At the moment, AI is more like a chat assistant, you can ask it questions and get answers. But I think ultimately we want to get to a state where AI is able to perform actions on behalf of the user and is able to proactively provide services to the user.
Finally, I think we're going to see a lot of AI applications landing. I feel that there is always a lag between the research phase of a technology and its actual deployment. Waymo, for example, has worked well in complex driving environments like San Francisco, but Google has yet to roll out Waymo to much of the world. Another example is that I think AI is good enough right now, like ordering your food in a restaurant, but it's not widely adopted yet.

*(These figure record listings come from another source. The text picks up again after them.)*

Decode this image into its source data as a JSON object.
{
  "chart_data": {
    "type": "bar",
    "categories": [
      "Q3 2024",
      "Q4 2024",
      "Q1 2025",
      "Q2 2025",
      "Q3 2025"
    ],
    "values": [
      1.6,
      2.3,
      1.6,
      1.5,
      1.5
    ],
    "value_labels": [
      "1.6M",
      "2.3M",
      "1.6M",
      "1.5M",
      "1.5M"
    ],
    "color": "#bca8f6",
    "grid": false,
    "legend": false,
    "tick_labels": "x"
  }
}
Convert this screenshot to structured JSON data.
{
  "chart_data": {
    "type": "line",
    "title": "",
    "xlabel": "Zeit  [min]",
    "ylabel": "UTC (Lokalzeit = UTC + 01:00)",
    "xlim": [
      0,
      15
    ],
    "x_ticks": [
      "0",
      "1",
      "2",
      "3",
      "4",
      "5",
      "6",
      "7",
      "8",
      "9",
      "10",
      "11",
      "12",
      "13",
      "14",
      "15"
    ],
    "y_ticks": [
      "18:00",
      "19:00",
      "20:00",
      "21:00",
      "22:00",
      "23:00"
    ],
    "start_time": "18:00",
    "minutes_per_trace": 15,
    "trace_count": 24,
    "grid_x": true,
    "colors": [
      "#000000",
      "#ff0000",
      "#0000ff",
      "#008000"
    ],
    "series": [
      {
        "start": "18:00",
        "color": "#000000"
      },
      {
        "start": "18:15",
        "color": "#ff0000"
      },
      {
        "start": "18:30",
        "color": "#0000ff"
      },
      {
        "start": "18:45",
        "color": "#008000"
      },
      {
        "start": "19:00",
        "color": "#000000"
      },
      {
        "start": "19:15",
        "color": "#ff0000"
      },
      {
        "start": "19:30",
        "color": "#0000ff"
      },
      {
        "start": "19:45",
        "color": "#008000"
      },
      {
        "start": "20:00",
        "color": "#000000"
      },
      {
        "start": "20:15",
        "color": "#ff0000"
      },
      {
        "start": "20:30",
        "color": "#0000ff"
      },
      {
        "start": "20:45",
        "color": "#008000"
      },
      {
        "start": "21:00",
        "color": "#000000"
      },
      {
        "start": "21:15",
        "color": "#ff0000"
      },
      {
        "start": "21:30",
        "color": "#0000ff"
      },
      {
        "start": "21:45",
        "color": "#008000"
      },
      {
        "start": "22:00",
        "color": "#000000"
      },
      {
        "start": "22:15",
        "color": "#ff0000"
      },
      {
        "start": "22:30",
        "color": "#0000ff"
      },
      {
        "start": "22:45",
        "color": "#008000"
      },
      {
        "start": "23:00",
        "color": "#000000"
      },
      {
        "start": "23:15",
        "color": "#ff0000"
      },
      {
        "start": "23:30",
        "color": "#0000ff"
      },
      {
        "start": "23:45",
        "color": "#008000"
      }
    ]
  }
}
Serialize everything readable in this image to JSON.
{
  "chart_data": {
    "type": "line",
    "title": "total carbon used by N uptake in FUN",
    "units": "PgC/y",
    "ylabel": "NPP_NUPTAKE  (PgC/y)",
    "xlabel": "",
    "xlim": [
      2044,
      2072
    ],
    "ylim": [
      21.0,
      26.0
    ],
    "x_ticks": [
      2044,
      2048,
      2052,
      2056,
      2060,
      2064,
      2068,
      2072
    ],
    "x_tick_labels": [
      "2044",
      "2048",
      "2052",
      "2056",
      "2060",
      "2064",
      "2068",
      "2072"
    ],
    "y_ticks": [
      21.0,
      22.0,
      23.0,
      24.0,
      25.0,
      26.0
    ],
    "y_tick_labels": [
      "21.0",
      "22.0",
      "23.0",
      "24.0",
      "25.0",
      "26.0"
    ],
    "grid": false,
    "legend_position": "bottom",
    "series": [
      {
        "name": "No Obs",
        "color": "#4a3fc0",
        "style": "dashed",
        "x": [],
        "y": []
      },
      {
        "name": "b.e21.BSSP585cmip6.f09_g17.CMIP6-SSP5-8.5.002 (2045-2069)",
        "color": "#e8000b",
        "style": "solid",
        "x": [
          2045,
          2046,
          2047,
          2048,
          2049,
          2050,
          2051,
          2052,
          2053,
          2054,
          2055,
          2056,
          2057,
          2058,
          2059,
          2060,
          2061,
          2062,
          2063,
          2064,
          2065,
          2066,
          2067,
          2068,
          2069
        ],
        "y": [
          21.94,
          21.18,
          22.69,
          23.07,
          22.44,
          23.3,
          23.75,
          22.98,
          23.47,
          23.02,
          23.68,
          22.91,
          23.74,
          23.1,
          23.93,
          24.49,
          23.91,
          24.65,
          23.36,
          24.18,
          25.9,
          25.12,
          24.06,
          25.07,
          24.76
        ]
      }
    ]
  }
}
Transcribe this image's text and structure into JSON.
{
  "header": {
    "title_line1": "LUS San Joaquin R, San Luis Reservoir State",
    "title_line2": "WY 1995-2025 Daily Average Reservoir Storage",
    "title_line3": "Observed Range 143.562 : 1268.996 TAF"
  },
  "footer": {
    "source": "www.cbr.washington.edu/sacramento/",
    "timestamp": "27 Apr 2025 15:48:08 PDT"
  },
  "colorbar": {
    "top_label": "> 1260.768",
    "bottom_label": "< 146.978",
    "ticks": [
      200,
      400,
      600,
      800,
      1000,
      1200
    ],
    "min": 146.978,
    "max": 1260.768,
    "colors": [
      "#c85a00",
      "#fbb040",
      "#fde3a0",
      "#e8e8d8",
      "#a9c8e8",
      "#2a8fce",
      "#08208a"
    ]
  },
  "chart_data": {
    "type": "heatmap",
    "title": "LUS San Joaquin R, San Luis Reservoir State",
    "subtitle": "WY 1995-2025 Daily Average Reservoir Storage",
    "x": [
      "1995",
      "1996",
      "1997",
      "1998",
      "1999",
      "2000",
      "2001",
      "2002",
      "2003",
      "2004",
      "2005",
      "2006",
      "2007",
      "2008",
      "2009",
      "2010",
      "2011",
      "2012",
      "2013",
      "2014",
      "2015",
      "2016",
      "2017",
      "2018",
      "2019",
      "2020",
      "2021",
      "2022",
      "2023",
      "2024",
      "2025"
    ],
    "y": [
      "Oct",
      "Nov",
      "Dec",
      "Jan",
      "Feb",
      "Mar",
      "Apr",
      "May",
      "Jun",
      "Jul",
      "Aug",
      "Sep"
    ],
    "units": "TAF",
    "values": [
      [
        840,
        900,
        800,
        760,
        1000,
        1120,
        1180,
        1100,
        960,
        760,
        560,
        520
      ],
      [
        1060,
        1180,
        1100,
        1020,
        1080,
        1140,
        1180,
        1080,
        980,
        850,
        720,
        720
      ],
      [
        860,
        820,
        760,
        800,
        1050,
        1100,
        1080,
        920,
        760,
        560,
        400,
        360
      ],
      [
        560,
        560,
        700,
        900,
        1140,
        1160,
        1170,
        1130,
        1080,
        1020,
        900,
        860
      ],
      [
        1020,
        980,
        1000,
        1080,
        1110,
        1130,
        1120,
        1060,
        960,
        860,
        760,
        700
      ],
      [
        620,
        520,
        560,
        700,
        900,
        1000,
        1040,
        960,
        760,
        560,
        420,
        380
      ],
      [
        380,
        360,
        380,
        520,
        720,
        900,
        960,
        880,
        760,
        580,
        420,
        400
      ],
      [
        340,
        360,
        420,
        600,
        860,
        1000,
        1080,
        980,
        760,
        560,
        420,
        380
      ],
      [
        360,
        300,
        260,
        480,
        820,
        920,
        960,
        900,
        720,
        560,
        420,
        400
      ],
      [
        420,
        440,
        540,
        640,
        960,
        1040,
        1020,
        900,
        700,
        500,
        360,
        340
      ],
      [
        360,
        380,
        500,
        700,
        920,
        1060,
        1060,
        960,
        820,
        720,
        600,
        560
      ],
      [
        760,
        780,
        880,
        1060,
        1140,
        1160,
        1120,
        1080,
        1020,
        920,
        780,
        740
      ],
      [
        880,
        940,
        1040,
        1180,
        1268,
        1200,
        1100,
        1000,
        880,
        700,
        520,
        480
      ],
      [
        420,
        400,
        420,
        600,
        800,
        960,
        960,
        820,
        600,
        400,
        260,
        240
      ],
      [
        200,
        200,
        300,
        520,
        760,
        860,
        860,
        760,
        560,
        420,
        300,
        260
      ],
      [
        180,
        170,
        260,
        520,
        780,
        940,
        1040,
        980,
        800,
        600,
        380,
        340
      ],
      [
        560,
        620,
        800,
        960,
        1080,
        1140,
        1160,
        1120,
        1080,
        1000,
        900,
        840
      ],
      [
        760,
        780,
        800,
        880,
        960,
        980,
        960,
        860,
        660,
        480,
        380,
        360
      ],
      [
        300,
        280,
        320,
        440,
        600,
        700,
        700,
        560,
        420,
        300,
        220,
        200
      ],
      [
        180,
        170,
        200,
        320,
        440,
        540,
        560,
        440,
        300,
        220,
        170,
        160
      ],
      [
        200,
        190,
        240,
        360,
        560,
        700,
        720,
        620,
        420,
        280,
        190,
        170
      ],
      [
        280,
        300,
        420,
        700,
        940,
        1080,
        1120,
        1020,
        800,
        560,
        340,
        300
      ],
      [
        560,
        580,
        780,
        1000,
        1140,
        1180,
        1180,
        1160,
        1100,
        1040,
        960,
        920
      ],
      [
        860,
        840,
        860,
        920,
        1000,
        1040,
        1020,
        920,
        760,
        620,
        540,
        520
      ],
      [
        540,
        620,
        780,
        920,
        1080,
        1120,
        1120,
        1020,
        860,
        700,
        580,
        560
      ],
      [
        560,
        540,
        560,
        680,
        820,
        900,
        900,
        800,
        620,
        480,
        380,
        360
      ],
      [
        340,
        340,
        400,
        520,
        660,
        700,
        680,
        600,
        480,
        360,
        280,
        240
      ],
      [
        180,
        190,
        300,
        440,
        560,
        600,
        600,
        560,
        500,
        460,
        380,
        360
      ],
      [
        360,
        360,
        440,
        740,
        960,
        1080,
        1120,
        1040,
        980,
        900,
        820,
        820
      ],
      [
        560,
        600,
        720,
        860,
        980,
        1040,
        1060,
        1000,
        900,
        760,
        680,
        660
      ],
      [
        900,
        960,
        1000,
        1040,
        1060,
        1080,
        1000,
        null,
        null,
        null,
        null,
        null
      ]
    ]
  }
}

Ok, so I'm going to go back to the first chart, which is 2019 and 2024, and we're going to add a five-year forecast. In the past, the capabilities of AI were very limited, but today it is very powerful. I'm really excited about the next five years of AI and encourage everyone to think about it.

Finally, I want to end with this: When Nemo in Finding Nemo doesn't know what to do next and gets stuck, Dory says: You just have to keep swimming. All I'm saying is, you just have to keep Scaling.